Just like the quaint village of Hogsmeade down the road from Hogwarts, we have Cleveland Circle. BC students have two favorite “pubs” just like Hogwarts’s two favorites: The warm and welcoming Three Broomsticks is like Cityside, while the dingy Hog’s Head Inn is like MA’s. Now abandoned, the old Agoros building (RIP) takes the role of the Shrieking Shack, a terrifying place filled with hazy memories of regret. Kung Fu Tea is our Madam Puddifoot’s Tea Shop, CVS is the Magic Neep grocery store, and Reservoir Liquors is J. Pippin’s Potions (watermelon Rubi will make any freshman transform into another person faster than Polyjuice potion).

Another obvious analogy is our Gothic architecture that looks like Hogwarts’s flying buttresses and parapets (side note: I’m so happy I finally have a reason to put the term “flying buttresses” into one of my columns), but less often acknowledged is the way our other buildings emulate other parts of Hogwarts’s architecture. Carney, with its crumbling walls and leaky floors, is just like Hogwarts’ dungeons. BC has nearly as many stairs as Hogwarts’s 142 staircases, and our stairs can certainly feel like the moving staircases in Hogwarts after a few too many “butterbeers.” We have a lake bordering our campus like Hogwarts’s Great Lake, but unfortunately no self-propelling boats to safely bring us across.
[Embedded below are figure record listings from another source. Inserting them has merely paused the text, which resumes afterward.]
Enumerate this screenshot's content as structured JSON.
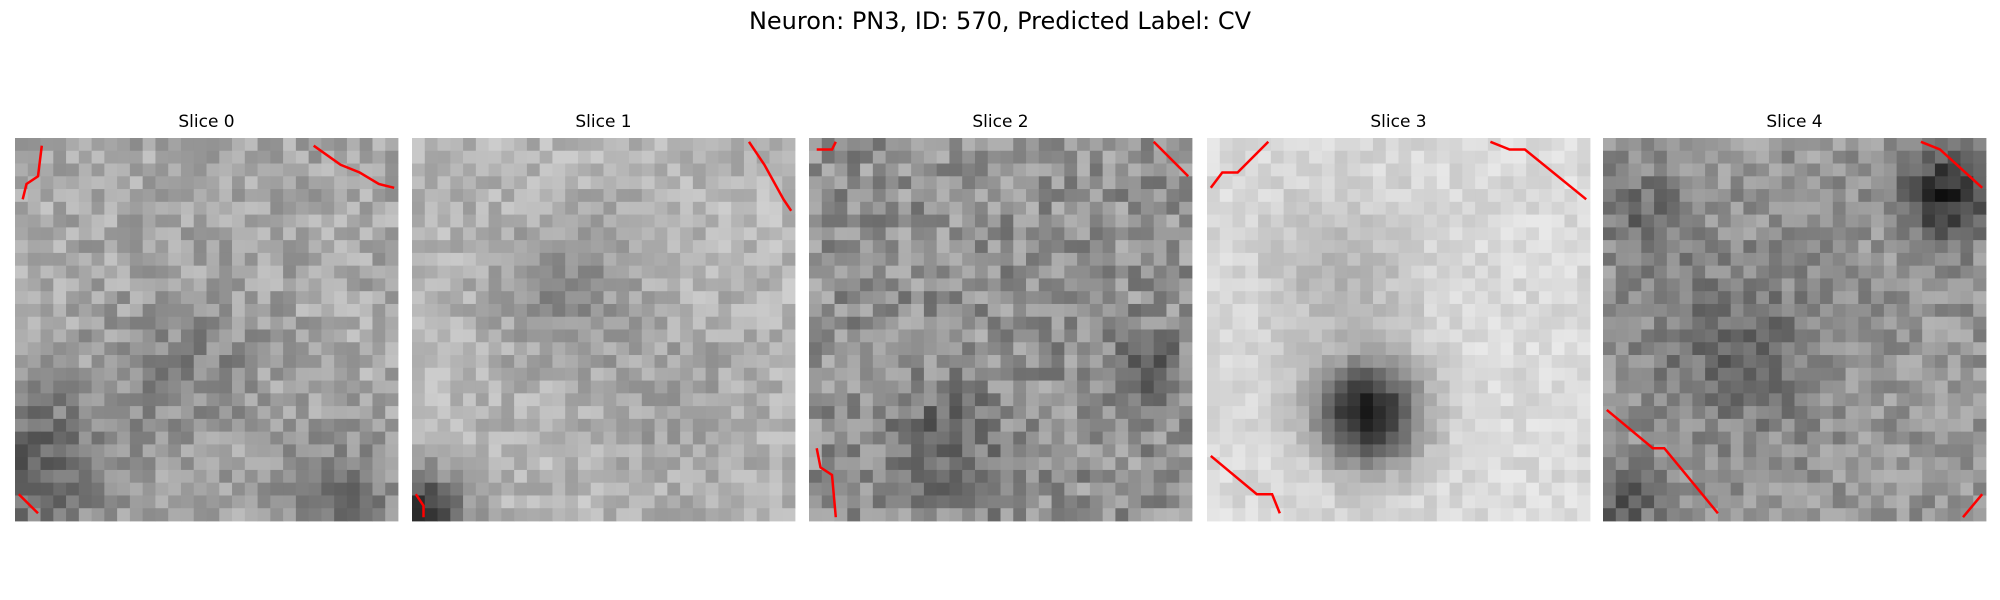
{
  "title": "Neuron: PN3, ID: 570, Predicted Label: CV",
  "panels": [
    {
      "label": "Slice 0"
    },
    {
      "label": "Slice 1"
    },
    {
      "label": "Slice 2"
    },
    {
      "label": "Slice 3"
    },
    {
      "label": "Slice 4"
    }
  ]
}
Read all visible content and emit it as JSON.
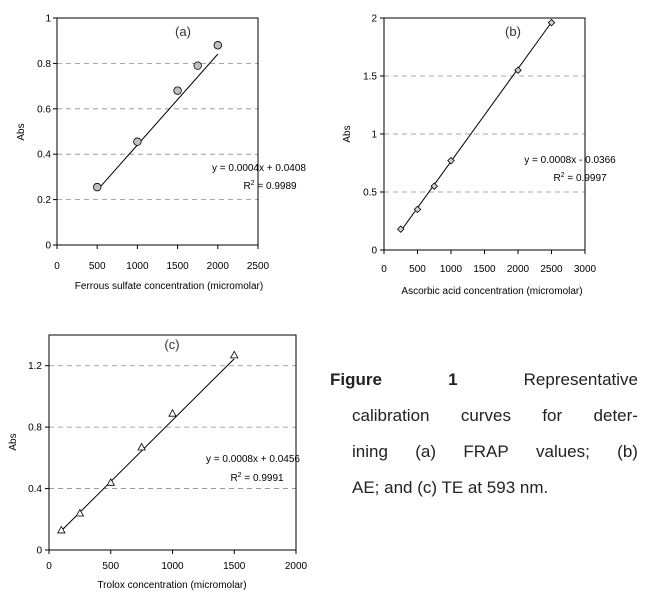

Sadly, we can’t travel by broomstick either, but we do have the BC bus, which is even jerkier than the Knight Bus. The MBTA’s B Line is our very own Hogwarts Express, albeit with 1,000 percent more stops and 97 percent fewer magical candies.  

Speaking of broomsticks, our intramural sports embody the competitive culture of quidditch because we get just as enthusiastic for our friend’s intramural soccer game as we do for a Gryffindor vs. Slytherin quidditch match. Not to mention the Beanpot, which is just like the Triwizard Tournament as we face the same three schools in a contest to see which school will come out on top and claim all of the bragging rights.

We have many fantastic beasts. Much like Ron’s pet rat Scabbers, Walsh and Iggy residents have lots of pet rats, too. Even though he has been inactive as of late, the BC Tickler is our very own basilisk, prowling the streets of Foster and Kirkwood, temporarily petrifying students. There’s a strange monster that stalks the halls of sophomore dorms and destroys ceiling tiles. And, I know for a certifiable fact that the second floor of Walsh is haunted, though my roommates and I could never pin down if the ghost was friendly like Nearly Headless Nick or mean-spirited like Peeves.

BC’s ‘headmaster,’ Rev. William P. Leahy, S.J., is a far-cry from the warm, friendly Dumbledore (who also happens to be gay and would have a hard time finding a home at BC anyway, which the New England Classic hilariously pointed out). No, the better, albeit imperfect, parallel is to the reclusive, rule-loving Dolores Umbridge. Funnily enough, Headmaster Leahy has also inspired a Dumbledore’s Army of sorts as seen with the thousands’ strong Silence is Violence March last November and the various anonymous chalking over the past couple weeks.

Despite the rats and Umbridge-esque headmaster and various beasts and too many Draco-like-dudes, I do love this place. As a senior, I am starting to feel just like I felt as I read the last few chapters of Harry Potter and the Deathly Hallows—a strange sense of palpable nostalgia for what will soon end. For the past three summers, I felt like Harry waiting at the Dursleys’, counting the days until I could be back at the Heights. I won’t have that this summer, and that saddens me. I know I ceaselessly critique this institution, but despite its faults, BC has inspired me to rise like a phoenix and set the world aflame, to become part of Dumbledore’s Army on and off campus—perhaps this is the greatest Harry Potter parallel of all.